Egypt's military ruler warns of 'grave dangers'
CAIRO (AP) — Egypt is facing unprecedented "grave dangers" but its military will protect it, military ruler Field Marshal Hussein Tantawi said in remarks published Wednesday which appeared aimed at rallying public opinion against protests planned for next week's anniversary of the country's 2011 uprising.
Tantawi's comments also seemed to be a thinly veiled warning to the activists behind last year's Jan. 25-Feb. 11 demonstrations that led to the toppling of authoritarian president Hosni Mubarak.
The activists are now calling on the military to step down immediately, and accuse the ruling generals of botching the transition to civilian rule, of killing at least 80 protesters since October, of torturing detainees and of hauling at least 12,000 civilians before military tribunals for trial.

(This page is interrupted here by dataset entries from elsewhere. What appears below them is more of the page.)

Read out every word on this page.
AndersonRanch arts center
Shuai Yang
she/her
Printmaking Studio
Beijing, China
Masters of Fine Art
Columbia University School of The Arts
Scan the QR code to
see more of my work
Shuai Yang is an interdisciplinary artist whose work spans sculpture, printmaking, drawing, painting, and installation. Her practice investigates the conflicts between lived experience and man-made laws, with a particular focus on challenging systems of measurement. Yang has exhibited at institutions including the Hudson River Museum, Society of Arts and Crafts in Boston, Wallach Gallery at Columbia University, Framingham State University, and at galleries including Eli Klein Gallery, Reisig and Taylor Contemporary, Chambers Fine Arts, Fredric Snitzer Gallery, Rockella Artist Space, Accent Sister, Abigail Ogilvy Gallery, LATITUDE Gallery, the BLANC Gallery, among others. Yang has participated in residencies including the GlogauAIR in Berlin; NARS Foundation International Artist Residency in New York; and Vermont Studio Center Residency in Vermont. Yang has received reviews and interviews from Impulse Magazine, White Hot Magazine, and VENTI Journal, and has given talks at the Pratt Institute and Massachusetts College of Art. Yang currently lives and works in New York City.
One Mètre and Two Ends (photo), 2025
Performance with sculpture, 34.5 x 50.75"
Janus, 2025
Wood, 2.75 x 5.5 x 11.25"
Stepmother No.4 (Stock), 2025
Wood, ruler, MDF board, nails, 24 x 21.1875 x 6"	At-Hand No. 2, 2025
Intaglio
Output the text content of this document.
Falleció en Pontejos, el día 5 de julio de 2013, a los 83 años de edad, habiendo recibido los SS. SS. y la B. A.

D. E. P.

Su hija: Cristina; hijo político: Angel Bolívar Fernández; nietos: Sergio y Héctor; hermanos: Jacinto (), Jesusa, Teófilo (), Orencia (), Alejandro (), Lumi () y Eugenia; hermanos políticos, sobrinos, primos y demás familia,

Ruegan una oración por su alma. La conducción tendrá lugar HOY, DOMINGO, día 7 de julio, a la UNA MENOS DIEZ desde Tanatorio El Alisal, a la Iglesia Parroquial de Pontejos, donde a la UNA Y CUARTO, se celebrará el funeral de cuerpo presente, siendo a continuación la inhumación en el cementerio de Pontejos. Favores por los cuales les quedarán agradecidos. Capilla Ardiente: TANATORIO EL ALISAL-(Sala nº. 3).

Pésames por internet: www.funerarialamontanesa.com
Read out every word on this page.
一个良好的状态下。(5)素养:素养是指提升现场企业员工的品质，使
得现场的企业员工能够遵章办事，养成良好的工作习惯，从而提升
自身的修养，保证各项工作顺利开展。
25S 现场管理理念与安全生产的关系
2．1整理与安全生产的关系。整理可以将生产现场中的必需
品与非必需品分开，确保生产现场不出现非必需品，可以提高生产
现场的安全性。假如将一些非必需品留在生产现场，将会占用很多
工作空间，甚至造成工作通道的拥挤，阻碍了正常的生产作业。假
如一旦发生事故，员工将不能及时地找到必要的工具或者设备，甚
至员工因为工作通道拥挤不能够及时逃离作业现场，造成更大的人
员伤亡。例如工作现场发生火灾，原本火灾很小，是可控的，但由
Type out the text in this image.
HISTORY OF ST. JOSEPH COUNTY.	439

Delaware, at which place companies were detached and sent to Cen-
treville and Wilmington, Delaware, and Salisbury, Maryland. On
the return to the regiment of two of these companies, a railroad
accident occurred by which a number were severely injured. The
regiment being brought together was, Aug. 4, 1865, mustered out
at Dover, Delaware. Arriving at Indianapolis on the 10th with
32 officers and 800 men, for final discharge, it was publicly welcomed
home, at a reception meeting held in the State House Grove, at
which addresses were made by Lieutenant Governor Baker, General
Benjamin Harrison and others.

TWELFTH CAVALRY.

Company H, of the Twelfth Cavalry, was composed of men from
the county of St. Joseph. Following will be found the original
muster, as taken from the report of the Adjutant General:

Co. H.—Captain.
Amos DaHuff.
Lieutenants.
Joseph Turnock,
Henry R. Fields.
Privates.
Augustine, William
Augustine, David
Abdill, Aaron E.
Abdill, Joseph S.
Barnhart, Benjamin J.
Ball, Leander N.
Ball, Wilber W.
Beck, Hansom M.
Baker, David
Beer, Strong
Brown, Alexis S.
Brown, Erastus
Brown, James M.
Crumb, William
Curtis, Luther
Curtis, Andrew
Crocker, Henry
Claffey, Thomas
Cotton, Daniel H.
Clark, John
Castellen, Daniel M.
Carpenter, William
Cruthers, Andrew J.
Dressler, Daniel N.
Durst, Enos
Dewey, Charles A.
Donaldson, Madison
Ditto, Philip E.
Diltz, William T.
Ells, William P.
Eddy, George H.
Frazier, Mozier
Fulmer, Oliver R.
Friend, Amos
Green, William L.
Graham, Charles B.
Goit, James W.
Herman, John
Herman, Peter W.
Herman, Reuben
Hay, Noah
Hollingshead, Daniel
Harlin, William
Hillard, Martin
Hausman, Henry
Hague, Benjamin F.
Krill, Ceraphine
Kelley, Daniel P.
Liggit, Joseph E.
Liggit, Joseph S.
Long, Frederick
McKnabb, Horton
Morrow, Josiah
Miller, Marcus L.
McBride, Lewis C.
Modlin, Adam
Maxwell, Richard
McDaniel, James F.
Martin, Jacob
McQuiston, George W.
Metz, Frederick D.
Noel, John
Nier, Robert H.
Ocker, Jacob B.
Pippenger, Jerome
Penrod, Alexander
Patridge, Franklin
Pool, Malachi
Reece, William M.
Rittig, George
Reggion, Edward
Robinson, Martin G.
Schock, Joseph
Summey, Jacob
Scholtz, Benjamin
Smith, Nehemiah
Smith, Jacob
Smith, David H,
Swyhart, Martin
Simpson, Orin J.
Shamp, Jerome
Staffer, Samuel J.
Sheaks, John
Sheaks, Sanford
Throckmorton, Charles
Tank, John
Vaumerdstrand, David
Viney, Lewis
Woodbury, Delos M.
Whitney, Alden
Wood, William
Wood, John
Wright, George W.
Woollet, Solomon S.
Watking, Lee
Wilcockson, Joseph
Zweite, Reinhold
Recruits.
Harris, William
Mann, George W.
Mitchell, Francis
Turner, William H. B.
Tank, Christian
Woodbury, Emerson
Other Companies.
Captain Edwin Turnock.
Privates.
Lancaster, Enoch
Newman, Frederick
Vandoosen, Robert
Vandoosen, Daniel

Activists plan to stage a wave of protests to mark next week's first anniversary of the start of the uprising. The state-run media has responded with a media campaign warning of a plot to destabilize the nation on the anniversary.
Tantawi's talk of unspecified "grave dangers" facing the nation and of the military's resolve to counter them harks back to the Mubarak era, when officials frequently sought to shift attention away from domestic problems with warnings of conspiracies against the country by local agents of foreign powers.
"Egypt is facing grave dangers it has not seen before," Tantawi said. Calling on Egyptians to foil the "schemes and conspiracies" against Egypt, he said: "The armed forces is the backbone that protects Egypt. These schemes are aimed at targeting that backbone. We will not allow it and will carry out our task perfectly to hand over the nation to an elected civilian administration."
Tantawi, who is in his late 70s, said that the armed forces were "pushed into the political fray only to protect Egypt from the enemies of the nation and people," language that appears designed to counter charges by activists and politicians that the ruling generals planned all along to retain their political leverage and their privileges.
Activists claim that Tantawi and the rest of the generals sitting on the ruling Supreme Council of the Armed Forces are an extension of Mubarak's 29-year regime and remain beholden to the former president, whose consent was essential to their promotion through the ranks.
Tantawi himself was Mubarak's defense minister for 20 years, during which he was widely considered to be unquestioningly loyal to his patron.
The military has said it intended to hand over power to an elected president by the end of June, but many suspect the military will not easily give up the political dominance it has enjoyed ever since army officers seized power in a coup nearly 60 years ago.
Critics of the generals say they hope to promote an ex-officer or an ally as a candidate, to shield the military's budget, economic interests and behind-the-scenes political leverage from civilian scrutiny.
Taking advantage of the frustration of many Egyptians following nearly a year of demonstrations, sit-ins, strikes and deadly street clashes, the generals have been trying to publicly discredit the revolutionaries as troublemakers or as agents of foreign powers.
Interior Minister Mohammed Ibrahim, brought out of retirement in November to take the Cabinet post that runs the police, has warned against what he calls attempts to destroy public property during the uprising's anniversary protests.
The state media has used the loss last month of rare books and manuscripts in a fire in a downtown library during clashes between protesters and troops to portray activists as reckless individuals who destabilize the country.
The army's reputation however has taken a blow from video images of the clashes posted on social networks depicting violence against protesters. They show a woman stripped half-naked while troops kick and stomp her, and soldiers urinating on protesters from the roof of the building of parliament.
But despite those images, activists acknowledge that the army's campaign has largely worked, and that they no longer have the degree of public support which they enjoyed a year ago.